Based in Los Angeles, by way of New York City’s Staten Island, where she was born, and Ft. Lauderdale, Florida, where she was raised, Alexx grew up in a musically-inclined family.  Over the years, she has developed a hard-rocking style, while proving herself to be quite an independent artist.  So independent that she’s turned down suggestions from industry types that she not be as much of a guitarist as she herself was meant to be.

Alexx has also proven herself to be quite versatile by delivering ballads that, in addition to her rocking material, have won her some soundtrack time on various TV shows as well as a few motion pictures.  And, as she explained in this interview I recently conducted with her, Alexx has also extended that versatility into the acting realm by appearing in a few commercials and documentaries.

I also asked Alexx about what inspired her guitar-playing and songwriting, as well as her independence in dealing with not just the music industry, plus other topics like how a hit reality TV show featured some of her songs, and the advantages that such TV play offers.

GGM:  First, Alexx, what artists influenced what you play, and how supportive were your parents of you wanting to be a singer and musician?

Alexx:  I’ve always been a lover of grunge and rock music, like Silverchair, Stone Temple Pilots, Soundgarden, Aerosmith, Buckcherry, and Nine Inch Nails. Anything emotive, distorted, pained, and raw really. You don’t hear as much of that today unfortunately. A lot of contemporary music is banged out and devoid of substance.

My parents turned me on to all different kinds of music; jazz, rock, New Age, classical, you name it. In the afternoons, we’d jam out on the Stones, and later on during dinner, we’d listen to Stravinsky or Debussy.

I had a love affair with the blues at age 15–everything from Dinah Washington to Kenny Wayne Shepherd–and locked myself in my room for hours listening to records and playing guitar. I was hooked. The blues made their way into my soul and have never, ever made their way out.

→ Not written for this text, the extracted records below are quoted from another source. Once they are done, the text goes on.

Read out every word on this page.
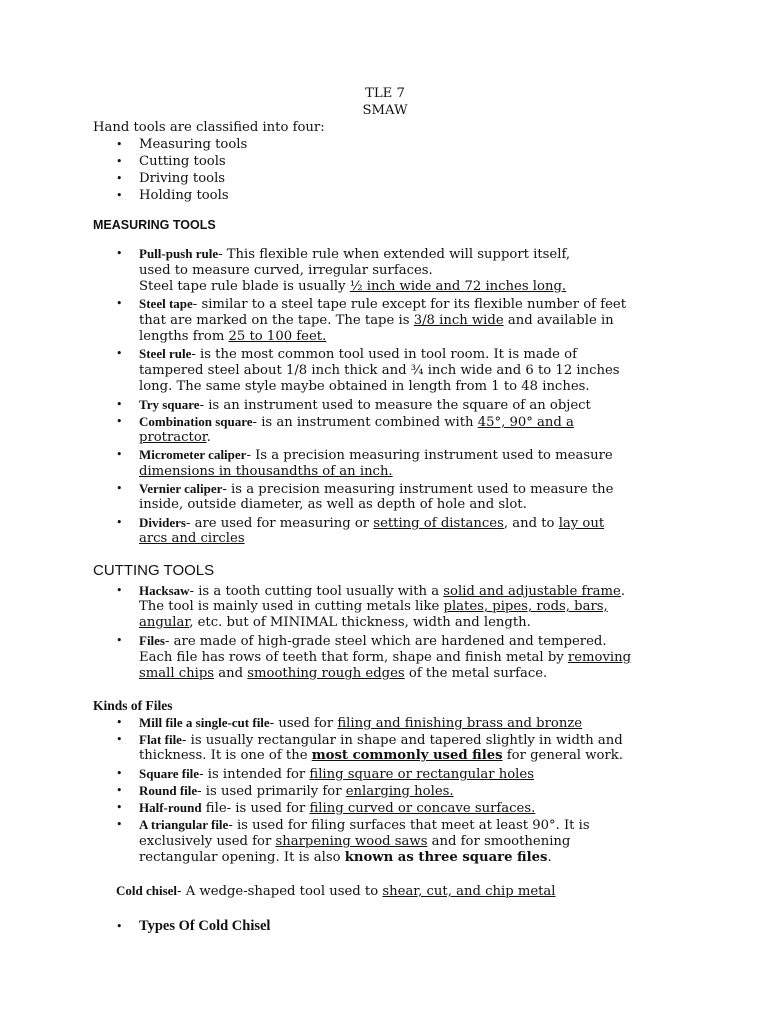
TLE 7
SMAW
Hand tools are classified into four:
• Measuring tools
• Cutting tools
• Driving tools
• Holding tools
MEASURING TOOLS
• Pull-push rule- This flexible rule when extended will support itself,
used to measure curved, irregular surfaces.
Steel tape rule blade is usually ½ inch wide and 72 inches long.
• Steel tape- similar to a steel tape rule except for its flexible number of feet
that are marked on the tape. The tape is 3/8 inch wide and available in
lengths from 25 to 100 feet.
• Steel rule- is the most common tool used in tool room. It is made of
tampered steel about 1/8 inch thick and ¾ inch wide and 6 to 12 inches
long. The same style maybe obtained in length from 1 to 48 inches.
• Try square- is an instrument used to measure the square of an object
• Combination square- is an instrument combined with 45°, 90° and a
protractor.
• Micrometer caliper- Is a precision measuring instrument used to measure
dimensions in thousandths of an inch.
• Vernier caliper- is a precision measuring instrument used to measure the
inside, outside diameter, as well as depth of hole and slot.
• Dividers- are used for measuring or setting of distances, and to lay out
arcs and circles
CUTTING TOOLS
• Hacksaw- is a tooth cutting tool usually with a solid and adjustable frame.
The tool is mainly used in cutting metals like plates, pipes, rods, bars,
angular, etc. but of MINIMAL thickness, width and length.
• Files- are made of high-grade steel which are hardened and tempered.
Each file has rows of teeth that form, shape and finish metal by removing
small chips and smoothing rough edges of the metal surface.
Kinds of Files
• Mill file a single-cut file- used for filing and finishing brass and bronze
• Flat file- is usually rectangular in shape and tapered slightly in width and
thickness. It is one of the most commonly used files for general work.
• Square file- is intended for filing square or rectangular holes
• Round file- is used primarily for enlarging holes.
• Half-round file- is used for filing curved or concave surfaces.
• A triangular file- is used for filing surfaces that meet at least 90°. It is
exclusively used for sharpening wood saws and for smoothening
rectangular opening. It is also known as three square files.
Cold chisel- A wedge-shaped tool used to shear, cut, and chip metal
• Types Of Cold Chisel
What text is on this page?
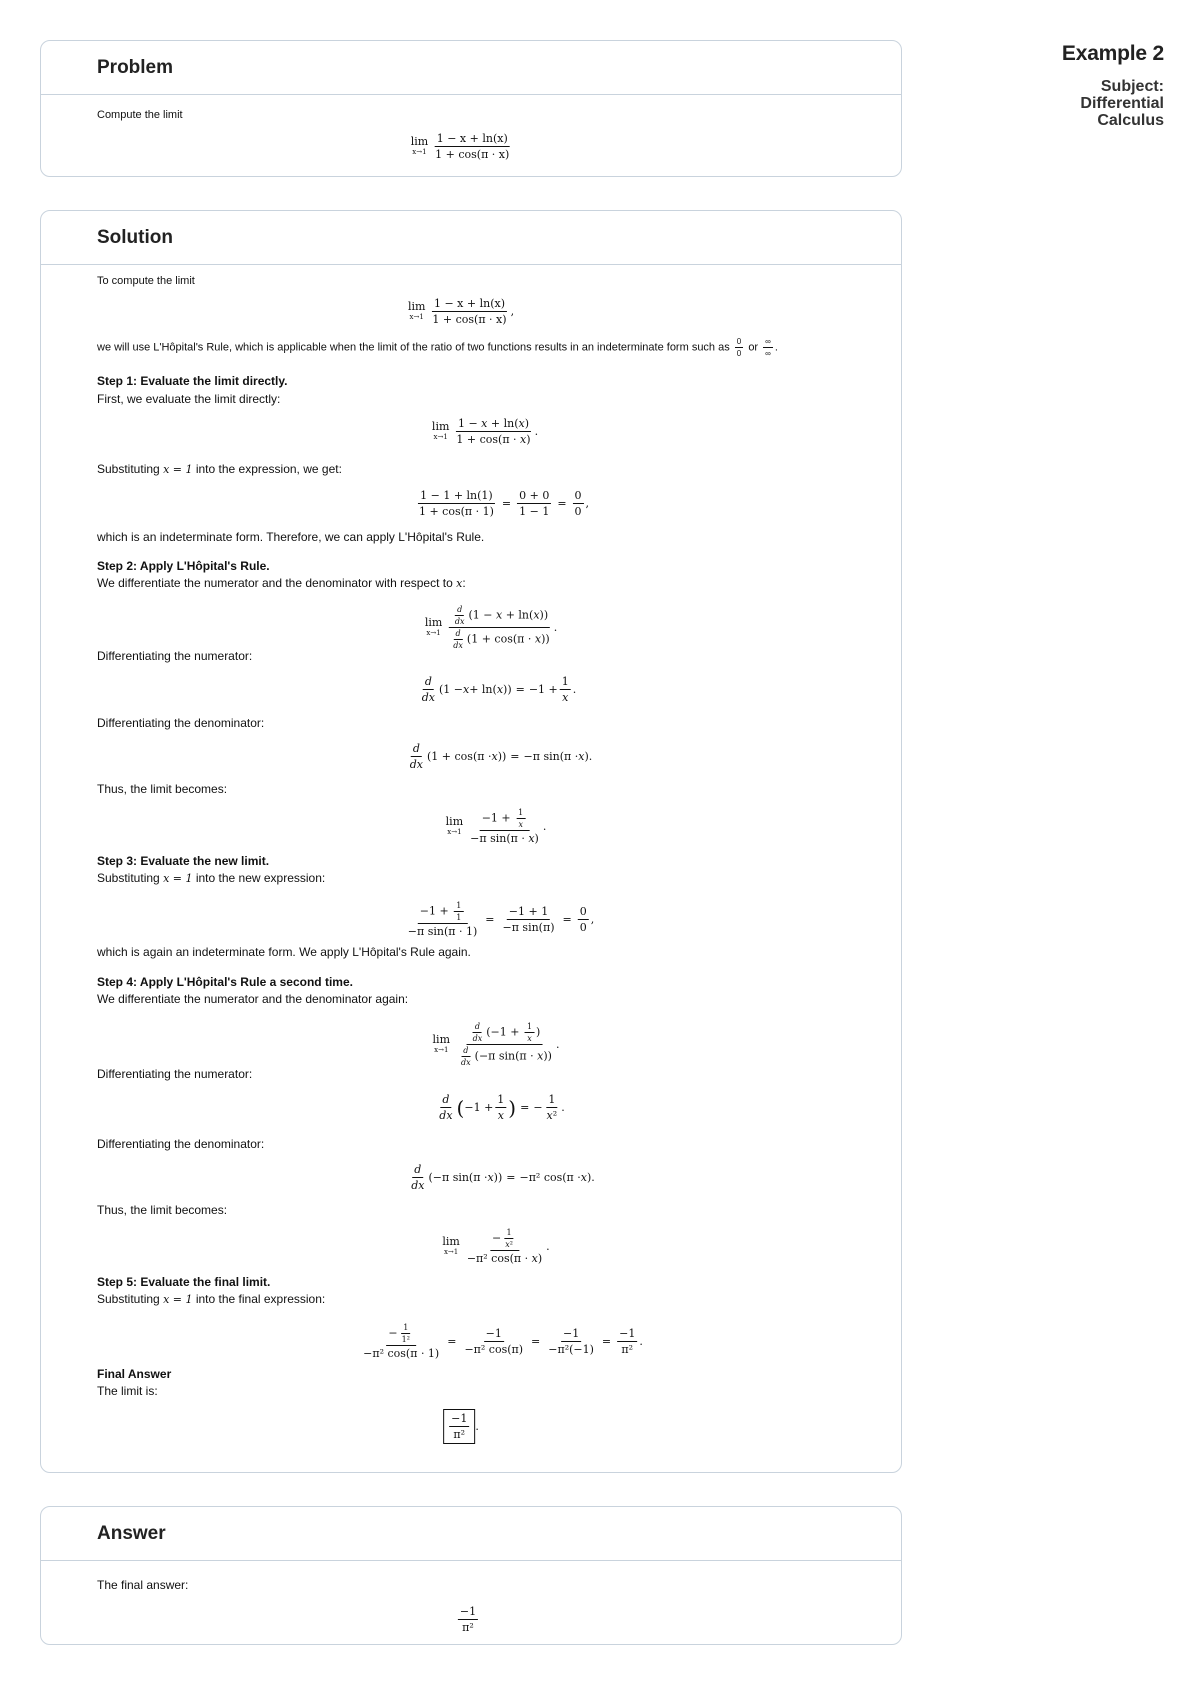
Example 2
Subject: Differential Calculus
Problem
Compute the limit
lim
$x\to 1 \frac{1 - x + \ln(x)}{1 + \cos(\pi \cdot x)}$
Solution
To compute the limit
lim
$x\to 1 \frac{1 - x + \ln(x)}{1 + \cos(\pi \cdot x)}$ ,
we will use L'Hôpital's Rule, which is applicable when the limit of the ratio of two functions results in an indeterminate form such as $\frac{0}{0}$ or $\frac{\infty}{\infty}$ .
Step 1: Evaluate the limit directly.
First, we evaluate the limit directly:
lim
$x\to 1 \frac{1 - x + \ln(x)}{1 + \cos(\pi \cdot x)}$ .
Substituting x = 1 into the expression, we get:
$\frac{1 - 1 + \ln(1)}{1 + \cos(\pi \cdot 1)} = \frac{0 + 0}{1 - 1} = \frac{0}{0}$ ,
which is an indeterminate form. Therefore, we can apply L'Hôpital's Rule.
Step 2: Apply L'Hôpital's Rule.
We differentiate the numerator and the denominator with respect to x:
lim
$x\to 1 \frac{\frac{d}{dx} (1 - x + \ln(x))}{\frac{d}{dx} (1 + \cos(\pi \cdot x))}$ .
Differentiating the numerator:
$\frac{d}{dx} (1 - x + \ln$( x )) = $-1 + \frac{1}{x}$ .
Differentiating the denominator:
$\frac{d}{dx} (1 + \cos(\pi \cdot x$ )) = −π sin(π · x ).
Thus, the limit becomes:
lim
$x\to 1 \frac{-1 + \frac{1}{x}}{\text{−π sin(π · x)}}$ .
Step 3: Evaluate the new limit.
Substituting x = 1 into the new expression:
$\frac{-1 + \frac{1}{1}}{\text{−π sin(π · 1)}} = \frac{-1 + 1}{\text{−π sin(π)}} = \frac{0}{0}$ ,
which is again an indeterminate form. We apply L'Hôpital's Rule again.
Step 4: Apply L'Hôpital's Rule a second time.
We differentiate the numerator and the denominator again:
lim
$x\to 1 \frac{\frac{d}{dx} (-1 + \frac{1}{x} )}{\frac{d}{dx} (-\pi \sin(\pi \cdot x))}$ .
Differentiating the numerator:
$\frac{d}{dx}$ ( $-1 + \frac{1}{x}$ ) = − $\frac{1}{\text{x²}}$ .
Differentiating the denominator:
$\frac{d}{dx} (-\pi$ sin(π · x )) = −π² cos(π · x ).
Thus, the limit becomes:
lim
$x\to 1 \frac{- \frac{1}{\text{x²}}}{\text{−π² cos(π · x)}}$ .
Step 5: Evaluate the final limit.
Substituting x = 1 into the final expression:
$\frac{- \frac{1}{\text{1²}}}{\text{−π² cos(π · 1)}} = \frac{-1}{\text{−π² cos(π)}} = \frac{-1}{\text{−π²(−1)}} = \frac{-1}{\text{π²}}$ .
Final Answer
The limit is:
$\frac{-1}{\text{π²}}$ .
Answer
The final answer:
$\frac{-1}{\text{π²}}$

My parents thankfully were very supportive of my career, and continue to be my biggest cheerleaders. Without their support and blessing, I wouldn’t be the musician or person I am today.

GGM:  What was the first concert you ever attended?

Alexx:  I think the first concert I ever attended was probably The Beach Boys. They were absolutely amazing, and the harmonies were dead on. Talk about amazing musicianship.

GGM:  When did you learn to play the guitar, and when was your first professional performance?

Alexx:  I learned to play when I was about 11. My father was really the catalyst for that; I always wanted to be just like him. My first performance as a guitar player/singer was at my 7th grade talent show. I played “Suicidal Dream” by Silverchair and left everyone sitting there with their jaws hanging open. I think I succeeded in scaring the crap out of everyone and making them think I needed professional help.

GGM:  Of the guitars you have played, or are currently playing, which one or more stand out as your favorites?

Alexx:  My favorite is undoubtedly my white Gibson Les Paul. It’s become a signature of sorts and it even made it on the cover of my “AC3” EP. Nothing quite has the sustain and crunch of a Les Paul. My Gibson SG is a close second.

GGM:  According to the bio on your website, you were told to “pursue a ‘more proven’ musical direction” rather than play your guitar.  Was that typical of how the music business perceives female artists?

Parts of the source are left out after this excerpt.